"It gets better" "You'll be fine" "This too shall pass" I've heard It all and the list doesn't end, but that they don't tell you is: it's not true
And maybe Its not true because their pain was different Or maybe they didn't have pain at all But for you to look me in the eyes and tell me "Children in dying in Africa" like I don't know that And for some reason that's supposed to make the pain infused in my veins, pulsing through every inch of me just go away? Because it didn't. And does that make me an awful person? To know there are those less fortunate then I but I still continue to rot from the inside? I may not know their pain but I know what pain feels like.
I come from a broken home, substances being abused. Angry words thrown around like snow ***** on a cold winter night. It was like our family was on maximum volume but I couldn't find the mute button. My personal items were sold for my brothers drug addictions and I was blamed for not hiding it well.enough. My fathers girlfriend refused to let me see him yet I continued to plaster a smile on my face because it's what you all wanted to see. Ans then I lost the only thing that made me feel again. My lover committed suicide. The only parts in me living died and I was lost.
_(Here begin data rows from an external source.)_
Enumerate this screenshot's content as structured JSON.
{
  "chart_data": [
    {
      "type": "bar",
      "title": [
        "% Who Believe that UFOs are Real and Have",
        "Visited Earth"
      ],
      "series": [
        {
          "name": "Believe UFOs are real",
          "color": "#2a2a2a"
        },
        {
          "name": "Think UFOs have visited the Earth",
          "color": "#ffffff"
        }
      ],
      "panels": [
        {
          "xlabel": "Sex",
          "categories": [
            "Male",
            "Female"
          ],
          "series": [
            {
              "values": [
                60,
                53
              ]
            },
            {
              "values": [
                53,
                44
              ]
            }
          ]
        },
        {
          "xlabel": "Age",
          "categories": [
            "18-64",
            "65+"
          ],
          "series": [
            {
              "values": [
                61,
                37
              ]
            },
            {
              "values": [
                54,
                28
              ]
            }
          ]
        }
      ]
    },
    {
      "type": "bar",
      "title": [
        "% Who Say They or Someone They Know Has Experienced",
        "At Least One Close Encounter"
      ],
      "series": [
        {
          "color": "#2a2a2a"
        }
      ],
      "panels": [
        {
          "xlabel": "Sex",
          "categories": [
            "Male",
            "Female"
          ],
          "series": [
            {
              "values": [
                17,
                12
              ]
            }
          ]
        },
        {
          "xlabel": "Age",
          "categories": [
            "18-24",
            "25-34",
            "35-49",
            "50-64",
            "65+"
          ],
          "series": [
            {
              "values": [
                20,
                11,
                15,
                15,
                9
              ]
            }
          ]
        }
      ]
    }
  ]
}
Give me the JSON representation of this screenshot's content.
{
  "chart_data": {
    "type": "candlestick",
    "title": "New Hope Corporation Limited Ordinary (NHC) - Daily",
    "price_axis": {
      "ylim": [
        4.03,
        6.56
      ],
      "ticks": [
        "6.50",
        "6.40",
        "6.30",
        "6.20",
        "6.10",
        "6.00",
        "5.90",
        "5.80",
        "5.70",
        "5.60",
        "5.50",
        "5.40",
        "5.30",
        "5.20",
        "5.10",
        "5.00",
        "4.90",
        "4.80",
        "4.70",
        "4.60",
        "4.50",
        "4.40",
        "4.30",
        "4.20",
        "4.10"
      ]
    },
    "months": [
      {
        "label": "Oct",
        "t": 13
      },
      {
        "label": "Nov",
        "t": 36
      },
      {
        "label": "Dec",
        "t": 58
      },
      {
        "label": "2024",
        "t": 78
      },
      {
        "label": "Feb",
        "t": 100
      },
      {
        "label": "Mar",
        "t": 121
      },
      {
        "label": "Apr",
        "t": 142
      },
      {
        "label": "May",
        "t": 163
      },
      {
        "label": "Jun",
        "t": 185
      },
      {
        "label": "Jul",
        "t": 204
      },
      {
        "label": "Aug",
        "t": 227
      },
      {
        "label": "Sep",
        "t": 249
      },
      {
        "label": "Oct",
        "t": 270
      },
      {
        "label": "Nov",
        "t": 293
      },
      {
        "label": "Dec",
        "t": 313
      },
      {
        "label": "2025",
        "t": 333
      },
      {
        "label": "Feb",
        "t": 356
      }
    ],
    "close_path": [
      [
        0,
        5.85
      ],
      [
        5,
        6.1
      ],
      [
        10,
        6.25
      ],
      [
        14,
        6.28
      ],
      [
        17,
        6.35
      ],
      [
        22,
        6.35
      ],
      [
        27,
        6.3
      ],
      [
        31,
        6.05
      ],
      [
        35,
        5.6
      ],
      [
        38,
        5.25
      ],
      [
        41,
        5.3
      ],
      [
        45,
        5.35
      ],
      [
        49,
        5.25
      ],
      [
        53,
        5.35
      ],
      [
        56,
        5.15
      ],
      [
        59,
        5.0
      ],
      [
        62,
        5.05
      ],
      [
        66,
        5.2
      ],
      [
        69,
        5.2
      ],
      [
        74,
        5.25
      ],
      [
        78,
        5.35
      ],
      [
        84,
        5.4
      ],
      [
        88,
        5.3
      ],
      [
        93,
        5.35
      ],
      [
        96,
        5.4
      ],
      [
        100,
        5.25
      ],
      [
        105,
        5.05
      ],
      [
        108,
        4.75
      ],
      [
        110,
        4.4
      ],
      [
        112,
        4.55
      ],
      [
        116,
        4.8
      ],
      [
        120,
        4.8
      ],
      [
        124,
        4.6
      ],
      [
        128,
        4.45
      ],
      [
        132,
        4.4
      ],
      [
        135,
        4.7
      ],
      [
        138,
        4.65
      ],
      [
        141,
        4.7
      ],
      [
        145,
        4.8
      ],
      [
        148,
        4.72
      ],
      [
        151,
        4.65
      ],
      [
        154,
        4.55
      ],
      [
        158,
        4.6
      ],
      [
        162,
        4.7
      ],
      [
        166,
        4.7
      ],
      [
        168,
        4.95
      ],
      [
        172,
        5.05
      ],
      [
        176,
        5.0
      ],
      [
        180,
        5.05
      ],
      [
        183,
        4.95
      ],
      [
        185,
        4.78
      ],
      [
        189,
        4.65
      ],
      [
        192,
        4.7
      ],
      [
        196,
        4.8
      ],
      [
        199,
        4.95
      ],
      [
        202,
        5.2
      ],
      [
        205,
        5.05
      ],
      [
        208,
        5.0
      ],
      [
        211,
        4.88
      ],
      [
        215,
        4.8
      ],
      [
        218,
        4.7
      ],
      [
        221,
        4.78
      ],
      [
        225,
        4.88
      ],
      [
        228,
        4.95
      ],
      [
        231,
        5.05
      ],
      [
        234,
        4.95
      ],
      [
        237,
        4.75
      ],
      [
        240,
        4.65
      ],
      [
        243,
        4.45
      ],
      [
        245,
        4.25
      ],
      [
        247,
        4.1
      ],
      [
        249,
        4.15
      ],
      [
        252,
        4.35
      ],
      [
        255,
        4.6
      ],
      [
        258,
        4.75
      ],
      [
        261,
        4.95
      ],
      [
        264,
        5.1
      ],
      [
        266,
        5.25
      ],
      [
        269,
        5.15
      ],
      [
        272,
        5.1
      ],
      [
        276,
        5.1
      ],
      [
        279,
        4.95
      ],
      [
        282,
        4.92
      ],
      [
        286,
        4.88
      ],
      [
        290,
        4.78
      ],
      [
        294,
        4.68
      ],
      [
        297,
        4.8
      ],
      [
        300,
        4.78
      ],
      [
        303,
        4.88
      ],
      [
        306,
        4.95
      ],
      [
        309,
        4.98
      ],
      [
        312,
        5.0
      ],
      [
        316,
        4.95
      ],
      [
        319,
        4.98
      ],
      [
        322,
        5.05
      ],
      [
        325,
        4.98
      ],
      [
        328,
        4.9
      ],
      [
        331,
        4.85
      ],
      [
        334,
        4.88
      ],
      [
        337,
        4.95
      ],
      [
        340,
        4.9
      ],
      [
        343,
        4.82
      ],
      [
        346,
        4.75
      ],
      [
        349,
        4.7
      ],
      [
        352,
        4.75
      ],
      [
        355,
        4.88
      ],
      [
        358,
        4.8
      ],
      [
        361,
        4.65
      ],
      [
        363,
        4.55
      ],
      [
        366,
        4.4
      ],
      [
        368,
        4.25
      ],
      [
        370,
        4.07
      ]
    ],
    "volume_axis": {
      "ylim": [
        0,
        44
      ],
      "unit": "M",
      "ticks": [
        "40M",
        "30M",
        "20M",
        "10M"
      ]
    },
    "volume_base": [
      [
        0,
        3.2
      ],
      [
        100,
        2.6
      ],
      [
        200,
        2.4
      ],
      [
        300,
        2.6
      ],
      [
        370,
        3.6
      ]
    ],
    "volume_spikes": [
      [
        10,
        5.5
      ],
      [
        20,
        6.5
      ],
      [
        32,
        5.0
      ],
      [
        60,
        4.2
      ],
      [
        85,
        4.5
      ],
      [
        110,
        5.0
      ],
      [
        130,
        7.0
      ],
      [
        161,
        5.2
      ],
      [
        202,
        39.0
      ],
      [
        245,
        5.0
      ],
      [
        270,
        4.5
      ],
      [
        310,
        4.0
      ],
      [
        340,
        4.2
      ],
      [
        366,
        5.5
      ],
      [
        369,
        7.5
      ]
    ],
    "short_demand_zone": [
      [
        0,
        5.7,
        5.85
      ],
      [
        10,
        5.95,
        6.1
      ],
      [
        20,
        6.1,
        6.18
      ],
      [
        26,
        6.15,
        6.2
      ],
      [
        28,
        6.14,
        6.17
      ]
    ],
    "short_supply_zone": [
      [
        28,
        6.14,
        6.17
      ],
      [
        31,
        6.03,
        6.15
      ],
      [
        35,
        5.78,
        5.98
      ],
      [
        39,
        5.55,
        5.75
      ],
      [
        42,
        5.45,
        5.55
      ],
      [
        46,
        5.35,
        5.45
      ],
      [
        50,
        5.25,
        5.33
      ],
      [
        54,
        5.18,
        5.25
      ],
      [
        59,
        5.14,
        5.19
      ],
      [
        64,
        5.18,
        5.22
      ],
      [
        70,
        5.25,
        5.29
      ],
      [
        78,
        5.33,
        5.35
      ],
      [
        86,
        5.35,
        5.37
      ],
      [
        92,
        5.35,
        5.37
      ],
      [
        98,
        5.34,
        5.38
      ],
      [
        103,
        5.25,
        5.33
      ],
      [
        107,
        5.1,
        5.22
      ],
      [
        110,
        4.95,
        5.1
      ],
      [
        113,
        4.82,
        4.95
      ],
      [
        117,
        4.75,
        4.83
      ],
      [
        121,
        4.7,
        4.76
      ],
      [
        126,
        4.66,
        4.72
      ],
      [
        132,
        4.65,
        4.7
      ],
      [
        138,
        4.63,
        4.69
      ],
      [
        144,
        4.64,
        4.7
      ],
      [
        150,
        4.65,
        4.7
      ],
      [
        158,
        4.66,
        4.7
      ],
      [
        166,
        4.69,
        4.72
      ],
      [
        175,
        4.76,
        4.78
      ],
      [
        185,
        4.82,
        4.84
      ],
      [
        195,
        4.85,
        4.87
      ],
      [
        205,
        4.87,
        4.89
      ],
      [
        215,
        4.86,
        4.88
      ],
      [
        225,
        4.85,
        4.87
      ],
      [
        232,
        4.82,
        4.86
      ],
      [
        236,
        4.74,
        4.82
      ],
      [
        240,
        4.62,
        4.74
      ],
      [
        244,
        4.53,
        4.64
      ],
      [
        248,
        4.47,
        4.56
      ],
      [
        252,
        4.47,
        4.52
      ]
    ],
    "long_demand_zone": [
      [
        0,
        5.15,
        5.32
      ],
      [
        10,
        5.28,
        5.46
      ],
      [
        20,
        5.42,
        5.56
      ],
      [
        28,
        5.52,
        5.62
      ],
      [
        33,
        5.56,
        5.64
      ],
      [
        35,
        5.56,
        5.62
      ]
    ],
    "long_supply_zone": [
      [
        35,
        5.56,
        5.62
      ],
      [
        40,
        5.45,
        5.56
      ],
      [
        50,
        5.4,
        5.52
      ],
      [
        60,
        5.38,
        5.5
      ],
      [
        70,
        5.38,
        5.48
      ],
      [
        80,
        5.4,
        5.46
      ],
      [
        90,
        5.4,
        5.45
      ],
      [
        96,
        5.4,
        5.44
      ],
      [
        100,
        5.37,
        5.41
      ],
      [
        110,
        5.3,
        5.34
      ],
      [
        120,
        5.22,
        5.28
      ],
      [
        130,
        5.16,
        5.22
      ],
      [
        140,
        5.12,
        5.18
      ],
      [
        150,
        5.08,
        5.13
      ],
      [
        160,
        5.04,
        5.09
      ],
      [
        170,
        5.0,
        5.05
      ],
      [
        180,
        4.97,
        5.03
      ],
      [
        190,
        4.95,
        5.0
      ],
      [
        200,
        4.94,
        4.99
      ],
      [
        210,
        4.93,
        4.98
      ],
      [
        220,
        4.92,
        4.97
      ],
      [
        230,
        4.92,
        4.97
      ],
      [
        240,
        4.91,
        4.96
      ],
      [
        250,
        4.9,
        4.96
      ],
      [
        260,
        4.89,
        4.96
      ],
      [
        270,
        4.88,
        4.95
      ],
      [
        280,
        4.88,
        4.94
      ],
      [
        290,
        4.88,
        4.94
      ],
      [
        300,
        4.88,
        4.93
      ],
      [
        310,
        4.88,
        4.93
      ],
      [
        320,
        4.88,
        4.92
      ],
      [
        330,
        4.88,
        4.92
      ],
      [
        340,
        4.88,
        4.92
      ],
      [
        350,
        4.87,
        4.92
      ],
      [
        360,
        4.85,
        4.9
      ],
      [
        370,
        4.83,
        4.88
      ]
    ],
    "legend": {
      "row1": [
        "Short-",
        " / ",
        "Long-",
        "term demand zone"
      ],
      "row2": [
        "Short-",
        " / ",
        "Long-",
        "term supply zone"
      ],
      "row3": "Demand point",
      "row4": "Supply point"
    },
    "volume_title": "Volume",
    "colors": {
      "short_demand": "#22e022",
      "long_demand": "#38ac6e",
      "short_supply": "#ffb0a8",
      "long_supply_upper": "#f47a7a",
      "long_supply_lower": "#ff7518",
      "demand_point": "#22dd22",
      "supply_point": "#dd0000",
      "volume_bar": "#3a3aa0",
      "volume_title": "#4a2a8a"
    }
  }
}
And then I'm forces to go to school with kids who's life ends three times a week. Because the wrong boy asked them to prom or they didn't get backstage passes to their favourite band. And still I expected to be happy and I'm selfish if I'm not. Well then call me selfish. Because I refuse to lie to myself. This world Is a **** hole that we all gave into. We marry to get divorced and we have kids That will ultimately hate us. We buy by things we don't need with money we don't have to impress people we dont like and for what? And understanding this all I'm still expected to smile and accept what has happened. I don't think we get cancer to learn life lessons Or that people die young because god needs another angel Because thats excuses for why our world is a mess And I wish I could be like you all and follow these excuses aswell but I can't. I see the truth and that what will **** me.